During the Bush administration, US & China’s trade relationship faltered but President Obama’s did try and make forward steps to improve the US China trade relationship. During his campaign run, Obama spoke positively in terms of cooperation between the two countries. He cited both economies were strongly interlinked, and a combined effort could ensure both nations prosper. However, he did raise concerns, including insinuating China purposely valued their currency low to benefit their exporters.

President Obama also met with President Xi Jinping in 2013, hoping to build a “new model” of relations between the countries. A combined agreement was reached about combatting climate change, as well as an uneasiness about North Koreas nuclear program. Unfortunately, the leaders didn’t see eye to eye on all issues. Disagreements arose about cyber spying, and China rose concerns about certain countries the US sold arms too.

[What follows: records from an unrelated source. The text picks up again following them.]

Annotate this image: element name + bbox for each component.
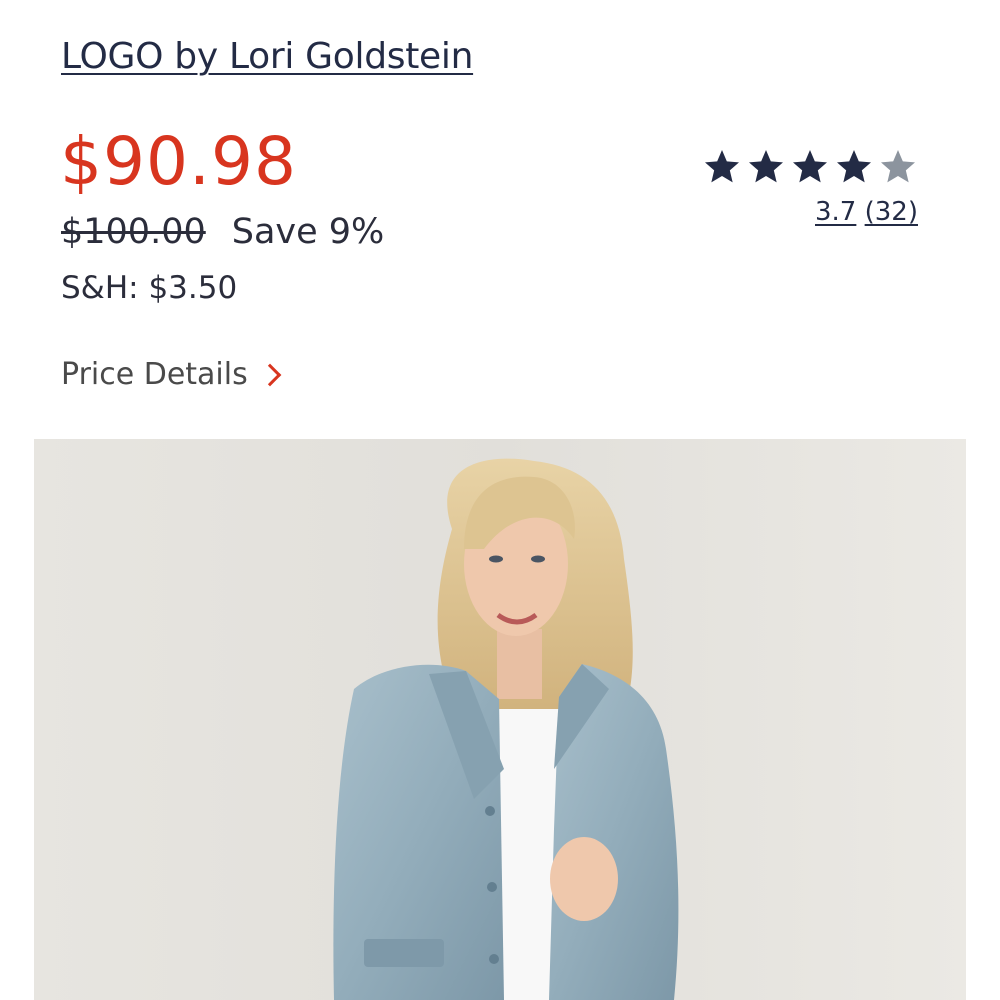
star-filled-icon: [837, 150, 871, 183]
chevron-right-icon: [258, 363, 282, 387]
product-photo: [34, 439, 966, 1000]
star-empty-icon: [881, 150, 915, 183]
price-details-link[interactable]: Price Details: [61, 357, 282, 392]
price-comparison: $100.00 Save 9%: [61, 212, 384, 252]
current-price: $90.98: [60, 123, 297, 200]
star-filled-icon: [793, 150, 827, 183]
star-rating[interactable]: [702, 147, 918, 187]
rating-value-link[interactable]: 3.7: [815, 197, 856, 227]
star-filled-icon: [749, 150, 783, 183]
brand-link[interactable]: LOGO by Lori Goldstein: [61, 36, 473, 77]
rating-summary: 3.7 (32): [702, 147, 918, 227]
product-page: LOGO by Lori Goldstein $90.98 $100.00 Sa…: [0, 0, 1000, 1000]
star-filled-icon: [705, 150, 739, 183]
savings-label: Save 9%: [231, 212, 385, 252]
review-count-link[interactable]: (32): [865, 197, 918, 227]
product-image[interactable]: [34, 439, 966, 1000]
shipping-cost: S&H: $3.50: [61, 270, 238, 306]
rating-text: 3.7 (32): [702, 197, 918, 227]
price-details-label: Price Details: [61, 357, 248, 392]
original-price: $100.00: [61, 212, 206, 252]
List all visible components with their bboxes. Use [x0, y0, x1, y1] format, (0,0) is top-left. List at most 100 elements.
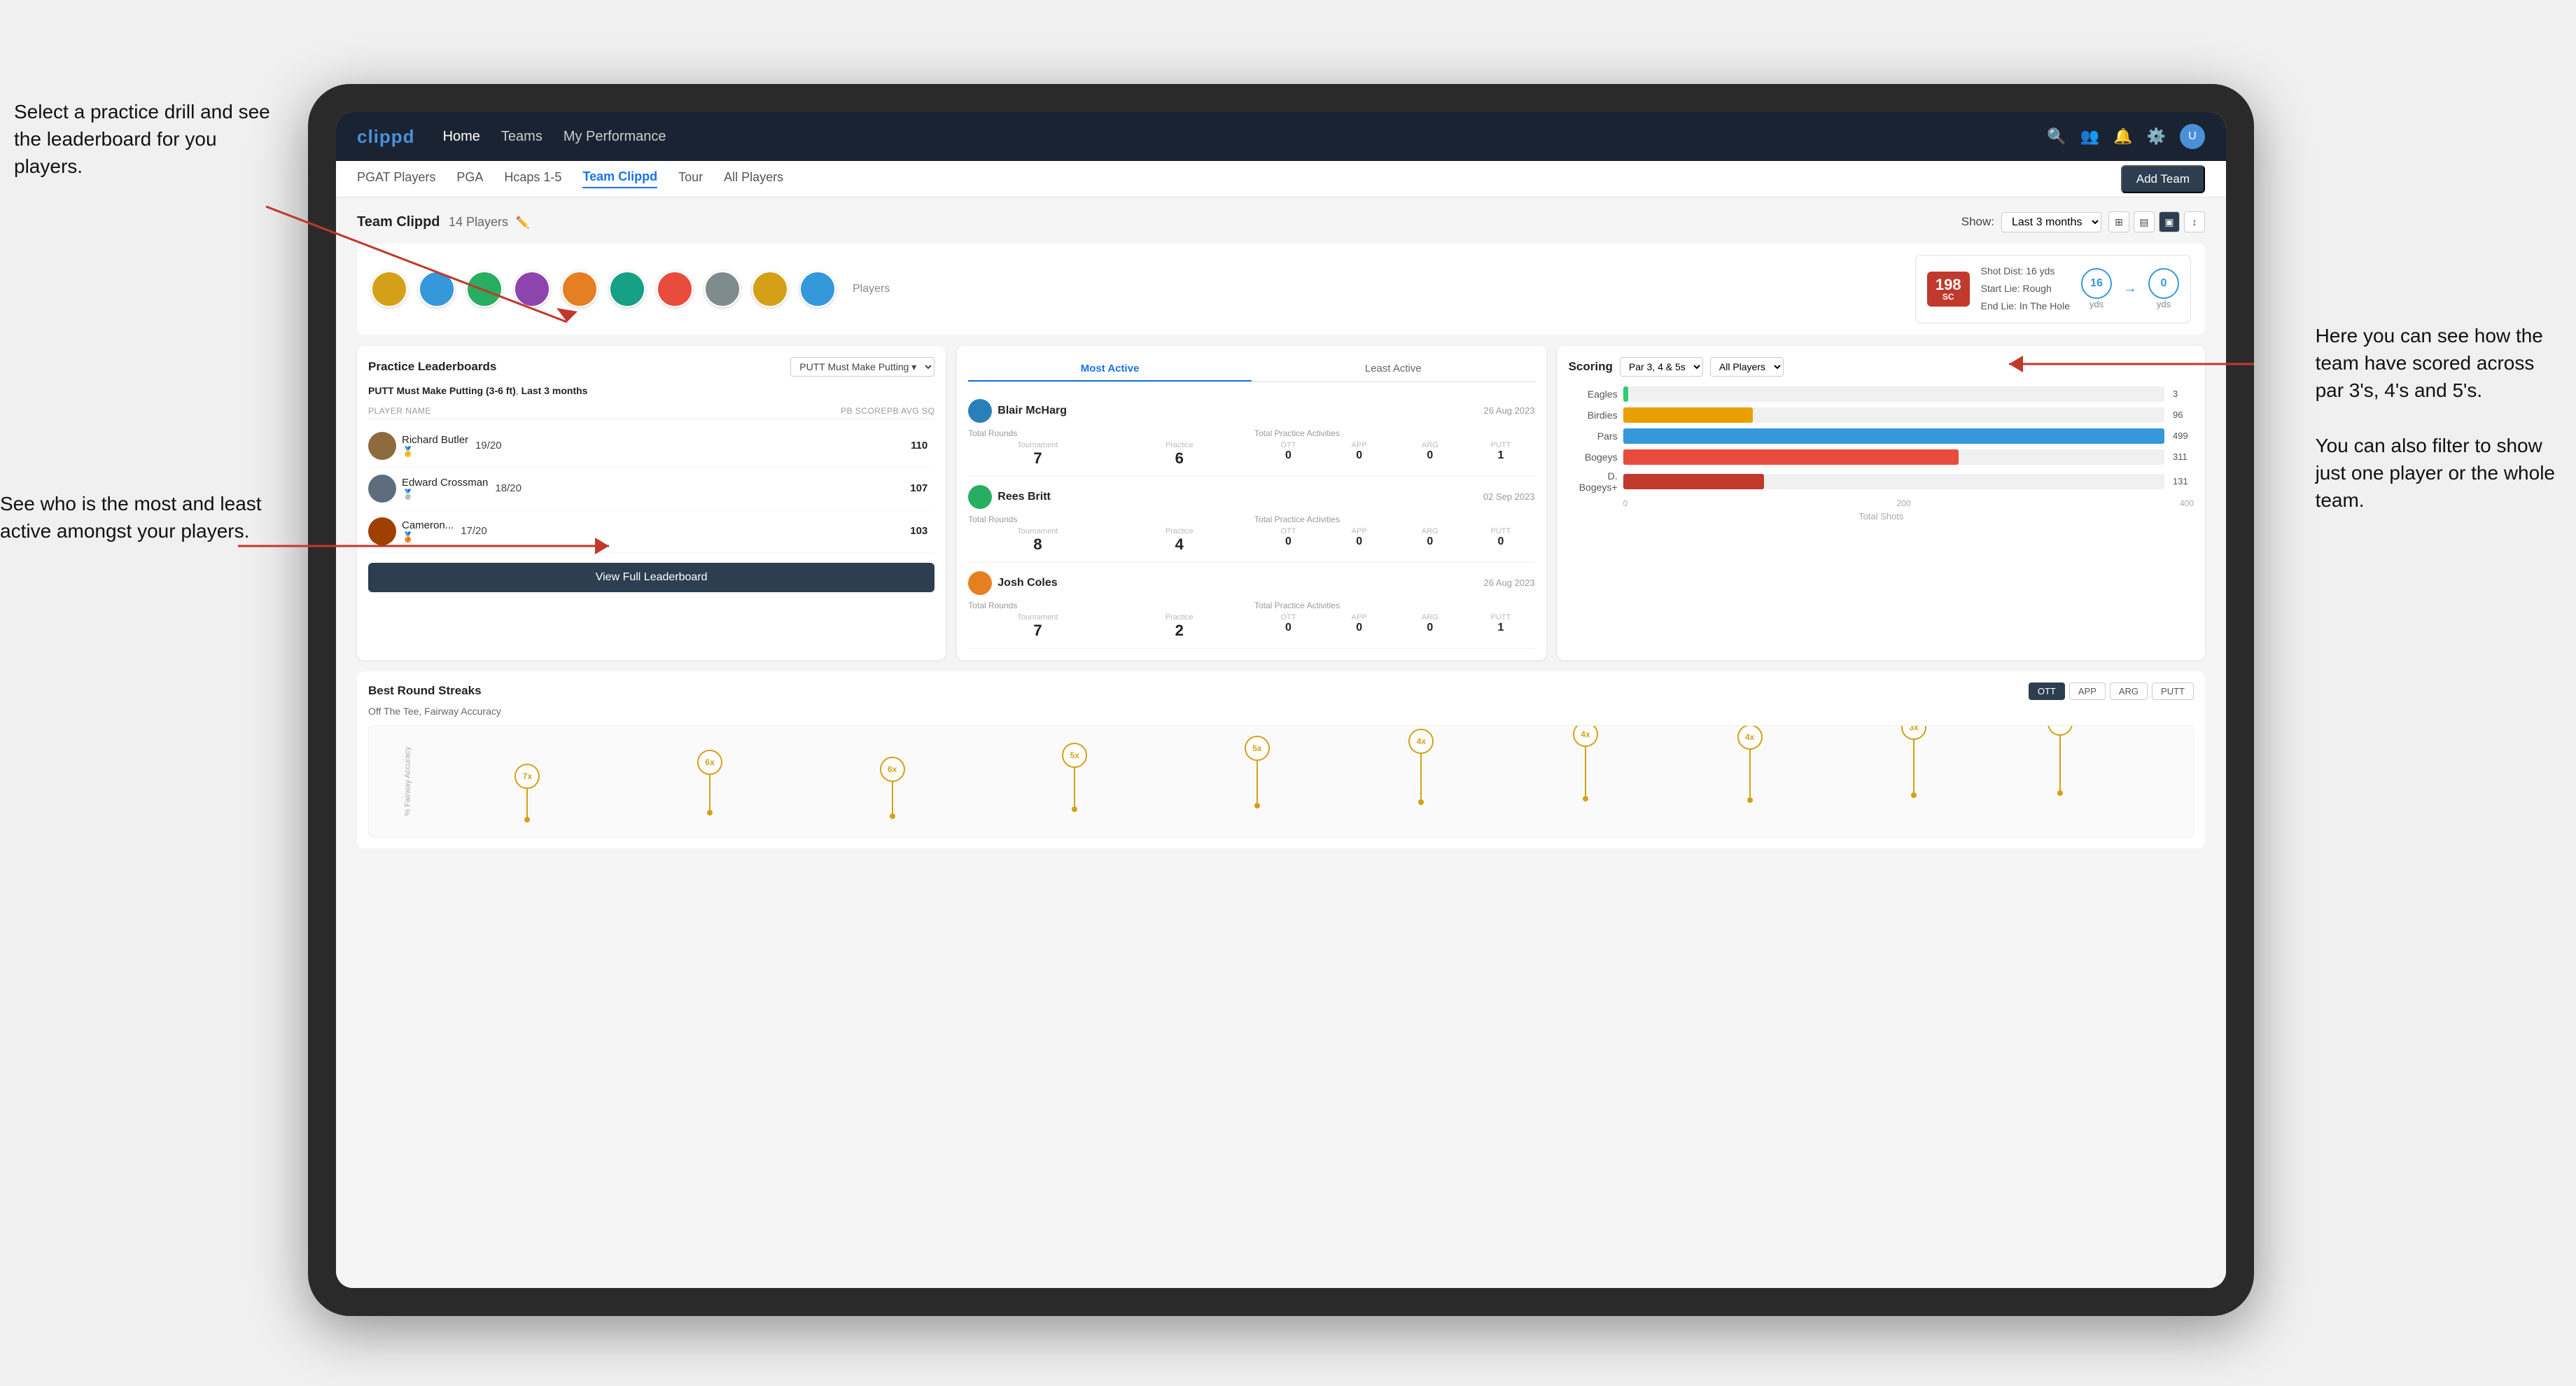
player-avatar-1[interactable] — [371, 271, 407, 307]
nav-links: Home Teams My Performance — [443, 129, 666, 145]
subnav-pga[interactable]: PGA — [456, 170, 483, 188]
putt-stat-1: PUTT 1 — [1466, 441, 1534, 462]
team-title-row: Team Clippd 14 Players ✏️ — [357, 214, 529, 230]
drill-select[interactable]: PUTT Must Make Putting ▾ — [790, 357, 934, 377]
player-avatar-5[interactable] — [561, 271, 598, 307]
lb-avatar-2 — [368, 475, 396, 503]
people-icon[interactable]: 👥 — [2080, 127, 2099, 146]
lb-avatar-1 — [368, 432, 396, 460]
user-avatar[interactable]: U — [2180, 124, 2205, 149]
list-view-icon[interactable]: ▤ — [2134, 211, 2155, 232]
filter-putt[interactable]: PUTT — [2152, 682, 2194, 700]
nav-home[interactable]: Home — [443, 129, 480, 145]
subnav-tour[interactable]: Tour — [678, 170, 703, 188]
leaderboard-header: Practice Leaderboards PUTT Must Make Put… — [368, 357, 934, 377]
player-avatar-3[interactable] — [466, 271, 503, 307]
card-view-icon[interactable]: ▣ — [2159, 211, 2180, 232]
tab-most-active[interactable]: Most Active — [968, 357, 1252, 382]
activity-stats-2: Total Rounds Tournament 8 Practice 4 — [968, 514, 1534, 554]
filter-app[interactable]: APP — [2069, 682, 2106, 700]
filter-ott[interactable]: OTT — [2029, 682, 2065, 700]
streak-point-10: 3x — [2047, 725, 2073, 796]
tournament-stat-3: Tournament 7 — [968, 613, 1107, 640]
subnav-team[interactable]: Team Clippd — [582, 169, 657, 188]
subnav-hcaps[interactable]: Hcaps 1-5 — [504, 170, 561, 188]
view-full-button[interactable]: View Full Leaderboard — [368, 563, 934, 592]
streak-point-1: 7x — [514, 764, 540, 822]
activity-row-3: Josh Coles 26 Aug 2023 Total Rounds Tour… — [968, 563, 1534, 649]
rounds-sub-2: Tournament 8 Practice 4 — [968, 527, 1249, 554]
sort-icon[interactable]: ↕ — [2184, 211, 2205, 232]
shot-card: 198 SC Shot Dist: 16 yds Start Lie: Roug… — [1915, 255, 2191, 323]
streak-point-8: 4x — [1737, 725, 1763, 803]
team-name: Team Clippd — [357, 214, 440, 230]
y-axis-label: % Fairway Accuracy — [404, 746, 412, 816]
streak-point-6: 4x — [1408, 729, 1434, 805]
bar-track-bogeys — [1623, 449, 2164, 465]
rounds-col-2: Total Rounds Tournament 8 Practice 4 — [968, 514, 1249, 554]
par-filter[interactable]: Par 3, 4 & 5s — [1620, 357, 1703, 377]
three-columns: Practice Leaderboards PUTT Must Make Put… — [357, 346, 2205, 660]
activity-header-2: Rees Britt 02 Sep 2023 — [968, 485, 1534, 509]
activities-sub-1: OTT 0 APP 0 ARG 0 — [1254, 441, 1535, 462]
tournament-stat-1: Tournament 7 — [968, 441, 1107, 468]
scoring-title: Scoring — [1569, 360, 1613, 374]
activity-player-3: Josh Coles — [968, 571, 1057, 595]
activity-avatar-3 — [968, 571, 992, 595]
bar-track-eagles — [1623, 386, 2164, 402]
tab-bar: Most Active Least Active — [968, 357, 1534, 382]
lb-player-1: Richard Butler 🥇 — [368, 432, 468, 460]
player-avatar-6[interactable] — [609, 271, 645, 307]
subnav: PGAT Players PGA Hcaps 1-5 Team Clippd T… — [336, 161, 2226, 197]
annotation-right: Here you can see how theteam have scored… — [2316, 322, 2555, 514]
settings-icon[interactable]: ⚙️ — [2147, 127, 2166, 146]
player-avatar-8[interactable] — [704, 271, 741, 307]
tablet-screen: clippd Home Teams My Performance 🔍 👥 🔔 ⚙… — [336, 112, 2226, 1288]
bell-icon[interactable]: 🔔 — [2113, 127, 2132, 146]
activity-stats-3: Total Rounds Tournament 7 Practice 2 — [968, 601, 1534, 640]
player-avatar-7[interactable] — [657, 271, 693, 307]
lb-row-3: Cameron... 🥉 17/20 103 — [368, 510, 934, 553]
ott-stat-1: OTT 0 — [1254, 441, 1322, 462]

The US-China’s Current Trade Relationship

The current President of the United States, Republican Donald Trump was initially seen as a joke candidate, but has fought hard to become a front runner and then eventually won the tight elections via the Electoral College’s decision.

It was viewed that the US-China trade relationship will likely to suffer once Trump steps in the White House because of two major reasons. First, the United States is seeing an increased income gap divide. Second, the country is expected to focus on domestic interests over global concerns which Trump clearly said in his platform.

The accomplished businessman already has an impending 45 percent tariff on Chinese imports. China has always been one of US largest trade partners and over 15% of the total trade of goods was between the two countries. Economists agree implementing barriers to trade such as tariffs will be detrimental to both countries’ economies.

The current US-China trade relationship looks brighter but remains bleak. China feels a very different relationship right now with US based on previous dealings. As Trump continues to constitute unknown territory, key issues have appeared which suggest the US China trade relationship will have a negative effect. Trump has always been vocal with foreign relations. Although this indifference would not move towards an open conflict between the two nations, but the relations will remain heated.


Conclusion

In terms of the US China trade relationship, it is unlikely Trump will make better progress compared to the advances done by Obama. Economists view Trump as the bane of the cold US-China’s trade relationship. However, if you simply look at the numbers and statistics, the situation is not really worse than it seems. Leaders level of influence also needs considering. Generally, their powers are overestimated, with congress able to veto and approve the most bills. Trump opposes the Trans-Pacific Partnership (TPP) deal, this could open a door for the two nations to work together. The future is uncertain, and no one truly knows what lies ahead. Right now, it appears that the US China trade relationship is stagnant yet not improving but for China’s trade status in general, they remain as a powerhouse in the industry. Only time will tell what would happen between US-China’s trade relationship.